Kayseri’ye 65 milyon liraya stat yapıyorsun, Fenerbahçe konuk geliyor, 8 bin 25 seyirci”!..Geçtik futbolu, boşverdik Fenerbahçe’yi, “Kayserili ticareti iyi bilir” lafına yanıyorum ben şimdi.
Ticaret bunun neresinde?..
Alttan ısıtmalı, yandan aydınlatmalı çiçek gibi stat; bir yanda Süper Lig’in en “meşhuru”, diğer tarafta senin kimliğinin kramponlusu... 33 bin koltuğun 4/3’ü boş...
Ya para yok millette, ya da gözünde futbolun değeri.
Seyircinin yarısı en ucuz yerden seyrediyor. 30 liralık bilet alan 4042 kişi.200 liralık lüküs yerlere ancak 33 Kayseri’li kıyıyor. Bir maça 200 lira verdiler diye, yakında o 33 kişinin de ticari hayatı biter Kayseri’de.
“Futbolun iflası” bağıra bağıra geliyor.
Geçelim Diyarbakırspor-Galatasaray maçına...
Diyarbakır halkı hiçbir maçı bu kadar çok konuşmamıştı. Sokaklarda, kahvelerde tartışılmıştı Diyarbakırspor’un çekilip çekilmemesi. O kadar farkındaydı halk.
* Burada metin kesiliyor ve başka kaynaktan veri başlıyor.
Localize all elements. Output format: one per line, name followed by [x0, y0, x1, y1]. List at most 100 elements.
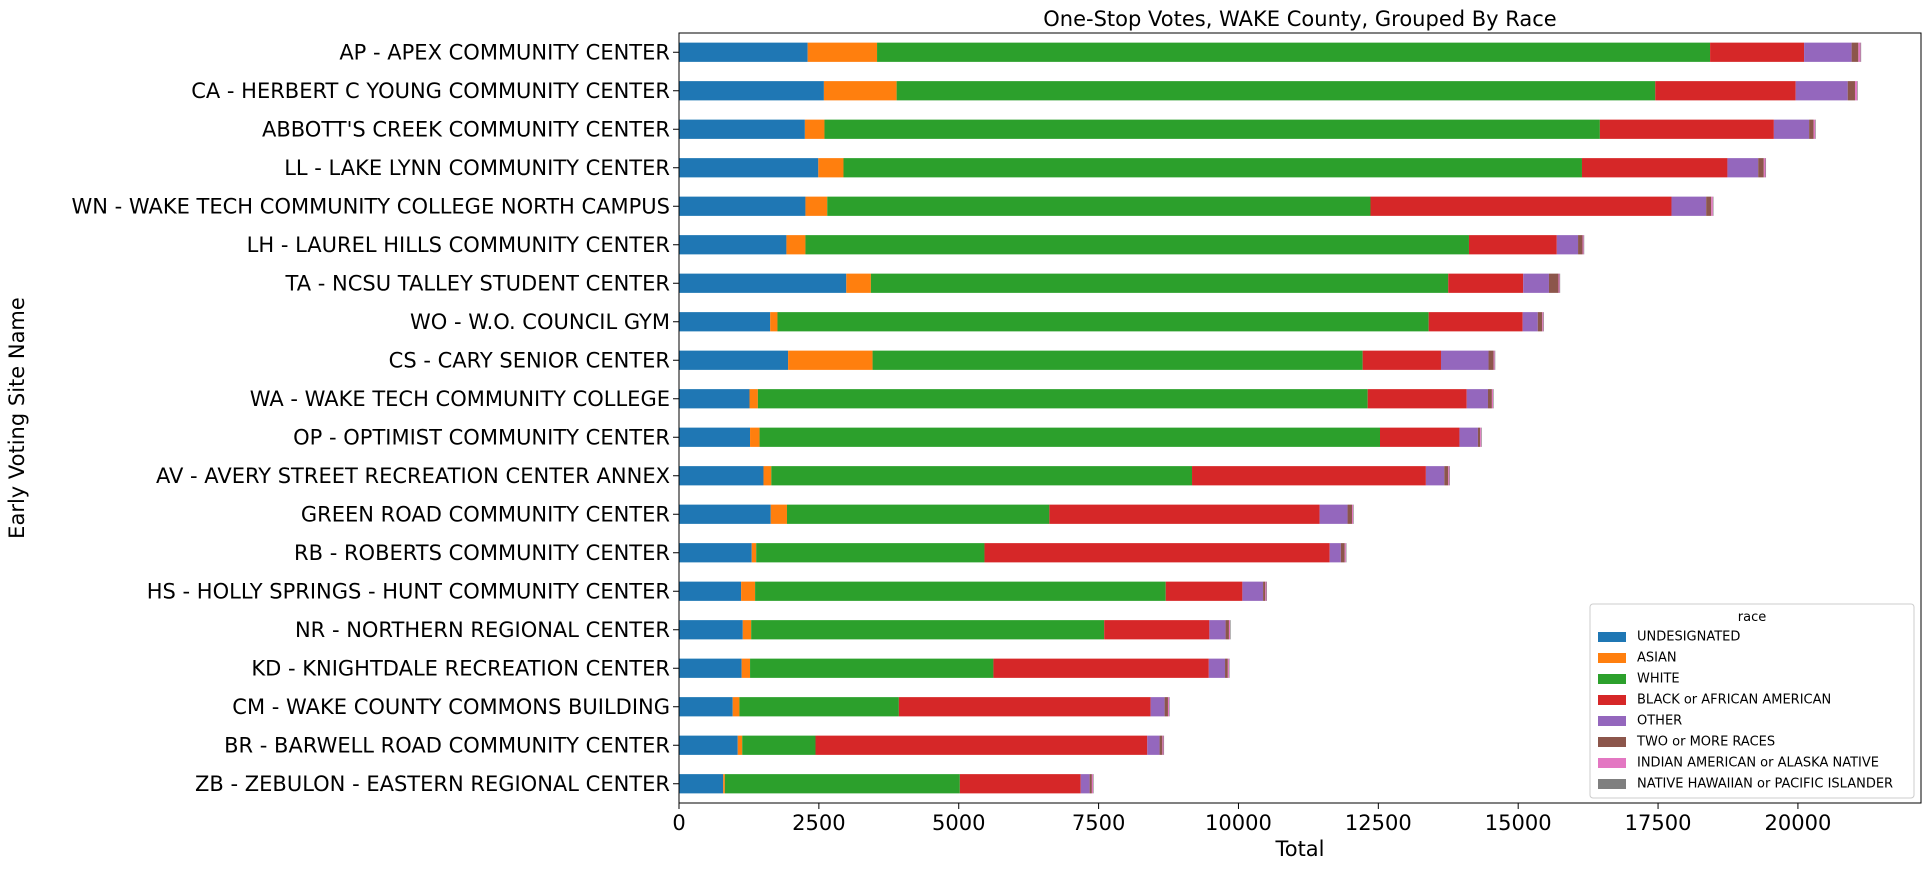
bar-segment-indian-american-or-alaska-native-14: [1265, 581, 1267, 601]
bar-segment-white-1: [896, 81, 1656, 101]
category-label-15: NR - NORTHERN REGIONAL CENTER: [295, 618, 670, 642]
bar-segment-white-10: [759, 427, 1381, 447]
bar-segment-two-or-more-races-3: [1758, 158, 1764, 178]
legend-label-undesignated: UNDESIGNATED: [1637, 630, 1740, 645]
bar-segment-two-or-more-races-1: [1847, 81, 1855, 101]
bar-segment-undesignated-7: [679, 312, 771, 332]
legend-label-asian: ASIAN: [1637, 651, 1677, 666]
category-label-18: BR - BARWELL ROAD COMMUNITY CENTER: [224, 733, 670, 757]
bar-segment-other-2: [1773, 119, 1810, 139]
x-tick-label-2: 5000: [932, 811, 985, 835]
category-label-17: CM - WAKE COUNTY COMMONS BUILDING: [232, 695, 670, 719]
bar-segment-asian-1: [823, 81, 897, 101]
bar-segment-undesignated-6: [679, 273, 847, 293]
bar-segment-two-or-more-races-10: [1477, 427, 1481, 447]
bar-segment-native-hawaiian-or-pacific-islander-19: [1093, 774, 1094, 794]
bar-segment-undesignated-11: [679, 466, 764, 486]
x-tick-label-8: 20000: [1765, 811, 1832, 835]
bar-segment-undesignated-8: [679, 350, 789, 370]
bar-segment-indian-american-or-alaska-native-9: [1491, 389, 1494, 409]
bar-segment-indian-american-or-alaska-native-11: [1448, 466, 1450, 486]
bar-segment-native-hawaiian-or-pacific-islander-18: [1163, 735, 1165, 755]
category-label-1: CA - HERBERT C YOUNG COMMUNITY CENTER: [191, 79, 670, 103]
bar-segment-undesignated-12: [679, 504, 771, 524]
bar-segment-indian-american-or-alaska-native-4: [1711, 196, 1713, 216]
legend-title: race: [1738, 610, 1766, 625]
bar-segment-other-0: [1804, 42, 1852, 62]
bar-segment-white-8: [872, 350, 1363, 370]
bar-segment-native-hawaiian-or-pacific-islander-16: [1228, 658, 1230, 678]
bar-segment-native-hawaiian-or-pacific-islander-5: [1583, 235, 1585, 255]
bar-segment-other-4: [1671, 196, 1707, 216]
legend-items: UNDESIGNATED ASIAN WHITE BLACK or AFRICAN A…: [1598, 630, 1893, 792]
bar-segment-asian-15: [742, 620, 752, 640]
bar-segment-other-6: [1523, 273, 1549, 293]
bar-segment-white-3: [843, 158, 1582, 178]
bar-segment-undesignated-14: [679, 581, 742, 601]
bar-segment-black-or-african-american-8: [1362, 350, 1441, 370]
bar-segment-undesignated-13: [679, 543, 752, 563]
bar-segment-white-6: [870, 273, 1449, 293]
bar-segment-asian-17: [732, 697, 740, 717]
chart-title: One-Stop Votes, WAKE County, Grouped By …: [1043, 7, 1556, 31]
bar-segment-asian-0: [807, 42, 878, 62]
bar-segment-other-9: [1466, 389, 1488, 409]
bars-group: [679, 42, 1862, 794]
legend-frame: [1589, 603, 1915, 799]
bar-segment-black-or-african-american-1: [1655, 81, 1796, 101]
bar-segment-other-8: [1440, 350, 1489, 370]
bar-segment-undesignated-0: [679, 42, 808, 62]
bar-segment-indian-american-or-alaska-native-3: [1763, 158, 1766, 178]
bar-segment-asian-11: [763, 466, 772, 486]
legend-label-white: WHITE: [1637, 672, 1680, 687]
bar-segment-asian-13: [751, 543, 757, 563]
bar-segment-black-or-african-american-17: [898, 697, 1151, 717]
category-label-3: LL - LAKE LYNN COMMUNITY CENTER: [284, 156, 670, 180]
legend-swatch-black-or-african-american: [1598, 695, 1626, 705]
bar-segment-other-17: [1150, 697, 1165, 717]
bar-segment-indian-american-or-alaska-native-1: [1854, 81, 1858, 101]
category-label-14: HS - HOLLY SPRINGS - HUNT COMMUNITY CENT…: [147, 579, 670, 603]
bar-segment-indian-american-or-alaska-native-10: [1480, 427, 1482, 447]
bar-segment-undesignated-5: [679, 235, 787, 255]
category-label-12: GREEN ROAD COMMUNITY CENTER: [301, 502, 670, 526]
bar-segment-white-19: [724, 774, 960, 794]
bar-segment-indian-american-or-alaska-native-12: [1352, 504, 1354, 524]
legend-swatch-undesignated: [1598, 632, 1626, 642]
bar-segment-white-11: [771, 466, 1193, 486]
bar-segment-two-or-more-races-14: [1263, 581, 1266, 601]
category-label-7: WO - W.O. COUNCIL GYM: [410, 310, 670, 334]
bar-segment-undesignated-3: [679, 158, 819, 178]
bar-segment-undesignated-16: [679, 658, 742, 678]
bar-segment-two-or-more-races-18: [1159, 735, 1163, 755]
bar-segment-two-or-more-races-9: [1487, 389, 1492, 409]
bar-segment-black-or-african-american-14: [1165, 581, 1243, 601]
bar-segment-indian-american-or-alaska-native-19: [1091, 774, 1093, 794]
bar-segment-white-18: [742, 735, 816, 755]
bar-segment-other-13: [1329, 543, 1341, 563]
bar-segment-asian-3: [818, 158, 844, 178]
legend-label-two-or-more-races: TWO or MORE RACES: [1636, 735, 1775, 750]
legend-swatch-indian-american-or-alaska-native: [1598, 758, 1626, 768]
bar-segment-asian-5: [786, 235, 806, 255]
bar-segment-white-12: [786, 504, 1050, 524]
bar-segment-native-hawaiian-or-pacific-islander-10: [1481, 427, 1482, 447]
bar-segment-black-or-african-american-2: [1599, 119, 1774, 139]
bar-segment-other-16: [1208, 658, 1226, 678]
x-tick-label-0: 0: [672, 811, 685, 835]
bar-segment-indian-american-or-alaska-native-18: [1162, 735, 1164, 755]
bar-segment-other-12: [1319, 504, 1348, 524]
bar-segment-undesignated-18: [679, 735, 738, 755]
x-tick-label-3: 7500: [1072, 811, 1125, 835]
bar-segment-undesignated-4: [679, 196, 806, 216]
legend-swatch-native-hawaiian-or-pacific-islander: [1598, 779, 1626, 789]
bar-segment-asian-19: [723, 774, 725, 794]
bar-segment-native-hawaiian-or-pacific-islander-1: [1857, 81, 1858, 101]
y-axis-label: Early Voting Site Name: [5, 297, 29, 539]
bar-segment-native-hawaiian-or-pacific-islander-6: [1559, 273, 1561, 293]
bar-segment-indian-american-or-alaska-native-17: [1167, 697, 1170, 717]
category-label-6: TA - NCSU TALLEY STUDENT CENTER: [285, 271, 670, 295]
legend-swatch-two-or-more-races: [1598, 737, 1626, 747]
bar-segment-asian-4: [805, 196, 828, 216]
O kadar ilgiliydi.
Ne olması lazımdı?.. Seyirci stada sığmayacak, birbirini çiğneyecek değil mi?
Kel tribünlerde beş bin kişi.
Neden?
Galatasaray gelmiş ya; biletler 30 TL’den başlıyor. En fiyakalısı 200 lirayı buluyor.
Diyarbakır’ın varoşları 200 lirayı bir yılda görmüyor.
İki sonuç çıkar bundan.
Birincisi, halkın futbola ayırdığı bütçe tükendi.
İkincisi ... Halk “yağmurda gidilecek istikameti beğenmeyen, güneşte selektör yapıp kapı açan taksici” gibi idareci istemiyor.
Kendi takımı da olsa cezalandırıyor.
Üçbüyükler gelince 1 liralık koltuğu 30 liraya çıkarmak, sıradan maçlarda seyirciye “Gelin” diye yalvarmakla yürümüyor bu işler.
Hem “kendi kendini inkar etmek” anlamına gelmiyor mu maçına göre fiyat?.. Sen stadı Fenerbahçe, Galatasaray, Beşiktaş için yapmışsın demek ki. Sana 1 lira veren seyircin, üç büyüklere 30 mislini vermek zorunda.
O zaman ağlama... Madem ki, senin taraftarın için bile reyting Fenerbahçe, Galatasaray, Beşiktaş’ta; naklen yayın gelirlerinden de “senin otuz katını” alması lazım üç büyüklerin.
O zaman zaten battın. Olmamalısın futbol dünyasında.
Berbat paradokslar içinde yuvarlanıyoruz vesselam:
Bu ülke, bu futbolla ve bu ekonomik koşullarla, bu fiyatları, bu yatırımları kaldıramıyor. İstanbul da tükeniyor. Anadolu topraklarına “futbol ekip para biçerek” oradaki takımları besleyecek hali kalmadı besbelli.
Anadolu çökerse, İstanbul ayakta kalır mı sanıyorsunuz.
Gün gelecek, şampiyonluklara üçer-beşer sene ipotek koymaya çalışmak yerine üç büyükler de “bir Anadolu takımı şampiyon olsa” diyecekler göreceksiniz.
Mecbur olacaklar.
Lüks stat yapıp İstanbul’dan takım gelince seyirciyi söğüşlemek metodu çalışmıyor işte. Rakip yoksa lig de yok. Öyleyse... Anadolu’nun havaya girmesi için şampiyonluk lazım. Hatta İstanbul takımlarının refahını sürdürebilmesi için bile Anadolu’dan şampiyon çıkması lazım.